C’è anche un aneddoto che definisce la sua personalità più di mille discorsi. Louis, il fratello maggiore, racconta la volta in cui lo portò a Beaubien Woods, una gita avventata fatta di burroni e sentieri nascosti. Lì finirono circondati da una gang di ragazzini che pretendevano le loro bici e minacciavano di buttarli nel fiume. Il pericolo era reale, i due erano soli, ma il piccolo Rob scese dalla bici e disse: “Lascia che ci parli io”. Dieci minuti dopo, erano tutti amici. Di che cosa avesse parlato, non lo si è mai capito. E forse non importa. È la traccia di un talento naturale: parlare alle persone, intuire cosa temono, cosa desiderano, cosa li calma.

Il documentario scorre su questa doppia linea: da un lato il ragazzo cresciuto nel crocevia culturale di Chicago, dall’altro l’uomo che non ha mai cercato una carriera ecclesiastica, ma l’ha incontrata strada facendo. Potrebbe sembrare retorica, ma le testimonianze degli amici lo confermano: Prevost non voleva brillare, non puntava a titoli accademici prestigiosi, non cercava incarichi di potere. Avrebbe potuto insegnare, sì, e in università importanti. Avrebbe potuto dirigere centri teologici o ricoprire ruoli chiave in diocesi influenti. Ma niente di tutto questo lo attirava. Scelse invece la strada più scomoda: diventare missionario in Perù.
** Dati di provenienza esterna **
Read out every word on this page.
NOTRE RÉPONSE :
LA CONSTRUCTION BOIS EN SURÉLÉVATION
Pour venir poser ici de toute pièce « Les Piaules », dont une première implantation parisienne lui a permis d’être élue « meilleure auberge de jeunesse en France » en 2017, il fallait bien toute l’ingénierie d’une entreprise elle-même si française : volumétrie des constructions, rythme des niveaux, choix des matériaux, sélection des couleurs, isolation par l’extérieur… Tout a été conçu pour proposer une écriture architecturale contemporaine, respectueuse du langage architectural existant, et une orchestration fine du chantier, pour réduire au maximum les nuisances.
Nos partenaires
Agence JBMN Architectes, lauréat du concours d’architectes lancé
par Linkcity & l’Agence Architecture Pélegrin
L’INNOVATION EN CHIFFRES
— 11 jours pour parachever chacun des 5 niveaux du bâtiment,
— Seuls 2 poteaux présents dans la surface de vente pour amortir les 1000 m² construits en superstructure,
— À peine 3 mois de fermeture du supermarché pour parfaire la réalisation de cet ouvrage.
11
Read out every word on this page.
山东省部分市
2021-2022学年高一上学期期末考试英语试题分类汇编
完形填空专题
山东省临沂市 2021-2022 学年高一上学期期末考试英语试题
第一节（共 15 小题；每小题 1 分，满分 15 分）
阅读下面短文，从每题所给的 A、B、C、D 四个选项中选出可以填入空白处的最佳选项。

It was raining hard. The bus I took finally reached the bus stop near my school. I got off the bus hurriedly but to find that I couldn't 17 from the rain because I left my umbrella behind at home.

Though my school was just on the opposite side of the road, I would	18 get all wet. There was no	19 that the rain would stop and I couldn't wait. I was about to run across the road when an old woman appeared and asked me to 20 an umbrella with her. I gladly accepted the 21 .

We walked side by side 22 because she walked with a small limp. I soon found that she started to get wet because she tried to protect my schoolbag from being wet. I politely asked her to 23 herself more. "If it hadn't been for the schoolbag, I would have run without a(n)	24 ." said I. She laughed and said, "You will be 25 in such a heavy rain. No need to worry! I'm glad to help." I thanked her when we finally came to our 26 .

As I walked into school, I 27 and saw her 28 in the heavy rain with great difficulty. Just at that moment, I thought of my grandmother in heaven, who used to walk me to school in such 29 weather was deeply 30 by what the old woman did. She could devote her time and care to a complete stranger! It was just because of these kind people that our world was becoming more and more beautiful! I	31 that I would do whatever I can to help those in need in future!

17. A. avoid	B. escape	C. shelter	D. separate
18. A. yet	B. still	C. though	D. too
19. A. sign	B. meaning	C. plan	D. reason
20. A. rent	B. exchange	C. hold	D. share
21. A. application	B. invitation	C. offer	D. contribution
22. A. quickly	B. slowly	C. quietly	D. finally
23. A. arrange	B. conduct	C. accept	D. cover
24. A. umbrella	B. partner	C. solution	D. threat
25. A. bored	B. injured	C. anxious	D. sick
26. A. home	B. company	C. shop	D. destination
Decenni tra le comunità più povere, fra coste battute dal vento pacifico, parrocchie isolate, villaggi dove la fede è insieme sostegno e fatica quotidiana. Una missione vissuta senza eroismi, raccontano nel documentario, ma con una calma operosa, la stessa di quel bambino che parlava con le gang. È lì che spuntano la leadership naturale, la capacità di ascolto, il rispetto silenzioso che genera consenso. Qualità che portarono l’ordine agostiniano a eleggerlo generale per dodici anni.

Eppure, agli inizi del 2023, Prevost era ancora soltanto il vescovo di una diocesi remota, affacciata sul Pacifico. Nessuno, né a Chicago né a Roma, immaginava un cammino più grande. Poi arrivò la chiamata di Francesco, il Dicastero dei vescovi, la porpora cardinalizia, e appena venti mesi dopo l’elezione nella Sistina.

“Leo from Chicago” non vuole mitizzarlo, né trasformarlo in un personaggio da fumetto. Ma mette in scena un pontefice che viene da un altrove molto diverso. Un uomo cresciuto fra rosari recitati dopo cena e panini grondanti formaggio, fra le highway illuminate e gli altari improvvisati in cantina. Un Papa che ha sempre creduto, senza mai voler emergere. Un uomo che – come suggerisce quel vecchio fotogramma con gli occhiali neri – sembra davvero arrivato qui perché “in missione per conto di Dio”, ma senza averla mai cercata.